Follow the recommended sowing times for canola and pulse varieties best suited to your district. These recommended sowing times have been developed to optimise yield and minimise disease. Generally, early sown pulse crops are more prone to disease and frost injury. Early sowing exposes field peas to blackspot and bacterial blight, lupins are more prone to frost injury and chickpeas are more susceptible to sclerotinia stem rot.

Foliar fungicide program

Use of registered foliar fungicides to manage sclerotinia stem rot can assist in reducing the disease, but timing is critical for success. The recommendation for canola is to apply fungicide at 20–30% bloom, when 15–20 flowers are open along the main stem. Fungicides are only effective for about three weeks, so timing is important to provide crop protection when the spores are released from the soil. Rainfall events during flowering can affect the result, so applications of fungicide need to be carefully planned. Good coverage of the protectant fungicides on plant stems is required. For best results, use higher water rates and droplet sizes that will penetrate into the canopy.

Crop rotation sequences

The rotation sequence can help reduce the overall amount of inoculum in a paddock. With Sclerotinia being such a widely hosted pathogen and with the sclerotes able to survive for up to 10 years in soil, getting a non-host crop or a less susceptible variety into the rotation can be one of the most effective cultural controls.

Inoculum levels can build up under some of the close cropped rotation sequences (e.g. canola–wheat–canola). To minimise canola diseases such as blackleg and sclerotinia stem rot it is important to maintain a distance of at least 500 m between the canola crop and the stubble of canola or other susceptible crops. Many foliar pathogens of pulse crops also survive in old stubble residue, ready to release spores the following year to infect emerging crops. Avoid sowing new season pulse crops adjacent to last season’s pulse stubble.

A conflicting issue with rotations for disease management has been the use of double breaks with canola and pulses for herbicide resistant weed control. Herbicide resistant weeds are the biggest problem in most cropping areas so alternate cultural controls have become more important, but disease inoculum often builds up when susceptible crops are grown in sequence. This is particularly important when conditions for disease are favourable, as witnessed in many regions in 2016.

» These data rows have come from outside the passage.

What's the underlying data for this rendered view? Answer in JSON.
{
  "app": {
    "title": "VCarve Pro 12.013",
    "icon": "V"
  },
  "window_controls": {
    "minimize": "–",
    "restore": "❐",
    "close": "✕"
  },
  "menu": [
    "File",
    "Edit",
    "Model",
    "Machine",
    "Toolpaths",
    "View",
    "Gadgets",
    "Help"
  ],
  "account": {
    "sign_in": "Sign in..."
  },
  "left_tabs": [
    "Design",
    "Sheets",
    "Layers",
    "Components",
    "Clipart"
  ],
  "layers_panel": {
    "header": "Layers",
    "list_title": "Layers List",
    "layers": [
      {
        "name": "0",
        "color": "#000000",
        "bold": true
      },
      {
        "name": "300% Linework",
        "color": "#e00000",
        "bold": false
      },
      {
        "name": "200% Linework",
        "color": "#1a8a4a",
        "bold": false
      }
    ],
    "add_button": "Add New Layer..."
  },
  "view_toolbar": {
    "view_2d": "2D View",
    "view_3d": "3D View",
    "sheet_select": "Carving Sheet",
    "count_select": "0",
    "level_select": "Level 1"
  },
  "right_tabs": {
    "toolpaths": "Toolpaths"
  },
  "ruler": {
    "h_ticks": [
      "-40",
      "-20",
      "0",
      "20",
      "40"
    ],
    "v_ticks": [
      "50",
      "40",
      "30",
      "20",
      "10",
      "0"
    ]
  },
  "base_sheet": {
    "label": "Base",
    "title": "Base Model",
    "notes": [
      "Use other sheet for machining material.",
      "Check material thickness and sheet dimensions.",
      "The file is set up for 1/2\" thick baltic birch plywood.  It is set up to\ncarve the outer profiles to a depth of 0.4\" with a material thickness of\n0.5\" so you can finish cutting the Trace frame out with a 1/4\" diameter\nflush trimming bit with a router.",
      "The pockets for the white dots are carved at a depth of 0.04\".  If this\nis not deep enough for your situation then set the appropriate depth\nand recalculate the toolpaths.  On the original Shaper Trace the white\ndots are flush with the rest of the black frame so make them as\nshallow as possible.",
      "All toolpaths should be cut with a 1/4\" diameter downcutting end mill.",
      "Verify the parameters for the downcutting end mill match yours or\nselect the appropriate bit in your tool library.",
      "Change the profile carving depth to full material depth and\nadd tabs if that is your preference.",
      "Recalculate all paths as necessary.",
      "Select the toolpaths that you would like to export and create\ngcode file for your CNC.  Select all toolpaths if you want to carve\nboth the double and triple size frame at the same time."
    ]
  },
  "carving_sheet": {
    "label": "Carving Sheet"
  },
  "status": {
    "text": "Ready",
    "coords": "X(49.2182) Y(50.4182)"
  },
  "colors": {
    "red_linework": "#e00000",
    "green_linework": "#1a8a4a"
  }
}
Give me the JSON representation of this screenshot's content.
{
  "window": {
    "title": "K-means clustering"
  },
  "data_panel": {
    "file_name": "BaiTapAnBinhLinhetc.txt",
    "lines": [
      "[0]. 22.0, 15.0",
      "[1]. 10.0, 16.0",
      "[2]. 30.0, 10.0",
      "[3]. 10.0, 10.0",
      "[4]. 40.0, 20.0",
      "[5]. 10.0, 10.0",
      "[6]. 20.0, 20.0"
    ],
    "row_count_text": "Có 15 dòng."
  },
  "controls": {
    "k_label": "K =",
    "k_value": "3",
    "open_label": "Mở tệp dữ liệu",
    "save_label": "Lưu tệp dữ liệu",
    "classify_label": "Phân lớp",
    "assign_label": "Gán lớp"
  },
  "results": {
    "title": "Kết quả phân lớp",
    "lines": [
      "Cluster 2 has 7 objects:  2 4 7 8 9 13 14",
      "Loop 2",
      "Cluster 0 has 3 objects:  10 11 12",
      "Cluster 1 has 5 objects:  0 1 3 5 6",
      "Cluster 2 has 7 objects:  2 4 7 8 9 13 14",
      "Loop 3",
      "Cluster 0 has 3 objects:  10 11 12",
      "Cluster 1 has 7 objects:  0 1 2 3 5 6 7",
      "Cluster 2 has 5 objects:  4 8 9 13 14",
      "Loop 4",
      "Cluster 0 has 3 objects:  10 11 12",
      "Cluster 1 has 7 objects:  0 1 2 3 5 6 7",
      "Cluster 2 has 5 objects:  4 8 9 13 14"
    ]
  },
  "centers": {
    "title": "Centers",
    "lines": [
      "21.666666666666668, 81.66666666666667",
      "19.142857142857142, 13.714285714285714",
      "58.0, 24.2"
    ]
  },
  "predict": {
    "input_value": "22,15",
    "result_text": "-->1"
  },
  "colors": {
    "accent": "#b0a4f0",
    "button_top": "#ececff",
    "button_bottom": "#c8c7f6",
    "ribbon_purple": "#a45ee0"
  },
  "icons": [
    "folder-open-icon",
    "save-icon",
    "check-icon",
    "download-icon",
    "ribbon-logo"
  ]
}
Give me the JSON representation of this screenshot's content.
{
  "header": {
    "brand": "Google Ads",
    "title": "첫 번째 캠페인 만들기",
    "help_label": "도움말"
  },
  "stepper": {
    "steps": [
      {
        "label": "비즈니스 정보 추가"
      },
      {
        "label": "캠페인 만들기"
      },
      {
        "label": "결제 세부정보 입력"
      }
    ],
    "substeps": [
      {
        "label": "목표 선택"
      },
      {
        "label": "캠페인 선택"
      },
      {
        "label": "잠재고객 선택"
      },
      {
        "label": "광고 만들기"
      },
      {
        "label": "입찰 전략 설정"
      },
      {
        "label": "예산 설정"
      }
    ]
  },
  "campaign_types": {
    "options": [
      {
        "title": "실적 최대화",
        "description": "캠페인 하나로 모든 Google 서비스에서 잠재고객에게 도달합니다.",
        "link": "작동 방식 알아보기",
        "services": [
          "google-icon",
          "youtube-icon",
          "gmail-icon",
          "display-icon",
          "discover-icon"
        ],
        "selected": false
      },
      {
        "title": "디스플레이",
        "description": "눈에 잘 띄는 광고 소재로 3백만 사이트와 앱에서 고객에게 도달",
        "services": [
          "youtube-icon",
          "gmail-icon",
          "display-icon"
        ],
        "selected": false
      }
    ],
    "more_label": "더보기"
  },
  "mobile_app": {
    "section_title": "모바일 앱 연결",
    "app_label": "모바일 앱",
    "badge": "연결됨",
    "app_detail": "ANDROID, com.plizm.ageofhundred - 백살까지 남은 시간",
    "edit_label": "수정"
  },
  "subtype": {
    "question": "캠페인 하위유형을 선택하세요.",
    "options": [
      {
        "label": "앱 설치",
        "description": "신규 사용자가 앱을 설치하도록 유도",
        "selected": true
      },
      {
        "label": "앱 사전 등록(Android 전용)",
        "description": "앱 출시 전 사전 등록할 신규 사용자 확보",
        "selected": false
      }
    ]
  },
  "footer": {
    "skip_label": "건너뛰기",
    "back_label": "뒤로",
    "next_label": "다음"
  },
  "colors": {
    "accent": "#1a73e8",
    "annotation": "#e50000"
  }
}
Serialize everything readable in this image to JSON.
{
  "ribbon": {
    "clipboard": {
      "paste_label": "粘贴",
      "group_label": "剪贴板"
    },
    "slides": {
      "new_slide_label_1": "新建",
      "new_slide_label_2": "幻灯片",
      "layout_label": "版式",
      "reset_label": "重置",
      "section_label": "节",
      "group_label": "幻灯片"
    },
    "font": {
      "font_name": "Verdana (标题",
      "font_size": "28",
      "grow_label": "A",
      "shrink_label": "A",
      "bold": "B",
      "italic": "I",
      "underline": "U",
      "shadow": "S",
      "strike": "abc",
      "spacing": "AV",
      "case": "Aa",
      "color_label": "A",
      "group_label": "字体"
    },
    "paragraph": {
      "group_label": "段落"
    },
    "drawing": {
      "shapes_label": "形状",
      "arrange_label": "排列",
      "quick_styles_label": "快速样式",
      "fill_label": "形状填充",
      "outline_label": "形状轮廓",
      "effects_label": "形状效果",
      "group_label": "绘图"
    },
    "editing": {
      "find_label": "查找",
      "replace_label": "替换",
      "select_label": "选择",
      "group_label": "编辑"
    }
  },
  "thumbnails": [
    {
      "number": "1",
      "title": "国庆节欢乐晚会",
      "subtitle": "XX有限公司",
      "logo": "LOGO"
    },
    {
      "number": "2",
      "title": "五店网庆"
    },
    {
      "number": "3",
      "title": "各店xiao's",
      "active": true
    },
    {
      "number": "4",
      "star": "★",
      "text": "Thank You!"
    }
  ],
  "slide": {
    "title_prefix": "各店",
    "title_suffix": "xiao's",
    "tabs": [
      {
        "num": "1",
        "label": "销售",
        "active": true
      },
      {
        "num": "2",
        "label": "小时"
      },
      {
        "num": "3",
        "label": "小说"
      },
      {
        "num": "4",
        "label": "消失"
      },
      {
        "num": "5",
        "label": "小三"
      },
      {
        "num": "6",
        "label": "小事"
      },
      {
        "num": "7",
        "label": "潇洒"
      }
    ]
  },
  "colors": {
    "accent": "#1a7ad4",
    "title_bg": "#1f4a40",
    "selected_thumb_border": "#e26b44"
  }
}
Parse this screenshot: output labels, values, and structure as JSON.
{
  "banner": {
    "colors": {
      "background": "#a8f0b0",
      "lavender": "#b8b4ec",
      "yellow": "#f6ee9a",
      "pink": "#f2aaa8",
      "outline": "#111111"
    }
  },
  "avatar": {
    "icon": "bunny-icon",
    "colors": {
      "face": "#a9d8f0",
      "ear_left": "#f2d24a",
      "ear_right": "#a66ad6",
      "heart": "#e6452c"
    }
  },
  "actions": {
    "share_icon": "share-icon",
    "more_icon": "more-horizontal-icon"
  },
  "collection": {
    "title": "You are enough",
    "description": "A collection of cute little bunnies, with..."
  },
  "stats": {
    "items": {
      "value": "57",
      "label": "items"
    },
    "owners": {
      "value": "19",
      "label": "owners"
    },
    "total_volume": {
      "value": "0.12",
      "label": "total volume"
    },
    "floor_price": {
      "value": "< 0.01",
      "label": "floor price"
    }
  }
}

Canola is the largest break crop for cereal crop weed management because of the numerous herbicide choices, but seedling canola crops do not compete well with some weed species, especially from within the Brassica family, that are all potential hosts for Sclerotinia. Pulse crops also are a good choice when managing weeds as they can either be sprayed with selective grass herbicides or green or brown manured prior to weed seed heads appearing, but again are susceptible to Sclerotinia.

The choice of rotation sequence crops is important and should be flexible enough to take into account the paddock history of weed species and resistance status, disease and insect pests, economics of the crop, and the benefits that crop will bring to future uses of the paddock.

Canola and pulse crops provide an opportunity to use different chemistry for weed control, which may assist in the management of herbicide resistance, and care needs to be taken when considering how diseases will affect the crops both in the current season and the future build-up of pathogen inoculum.

Sclerotinia sclerote forming inside chickpea stem at Pallamallawa (TR8867) resulting in atypical, cylindrical shape. Photo: Gail Chiplin NSW DPI Tamworth

Soil and paddock drainage

Another paddock selection consideration is ensuring adequate soil and paddock drainage to avoid waterlogging. Most pulse and oilseed crop species have poor tolerance to waterlogging so be aware of soil types, paddock topography and the presence of hardpans that can promote waterlogging. Poor drainage exposes these crops to increased root rot diseases, such as phytophthora root rot, or premature crop death due to anaerobic conditions in the root zone.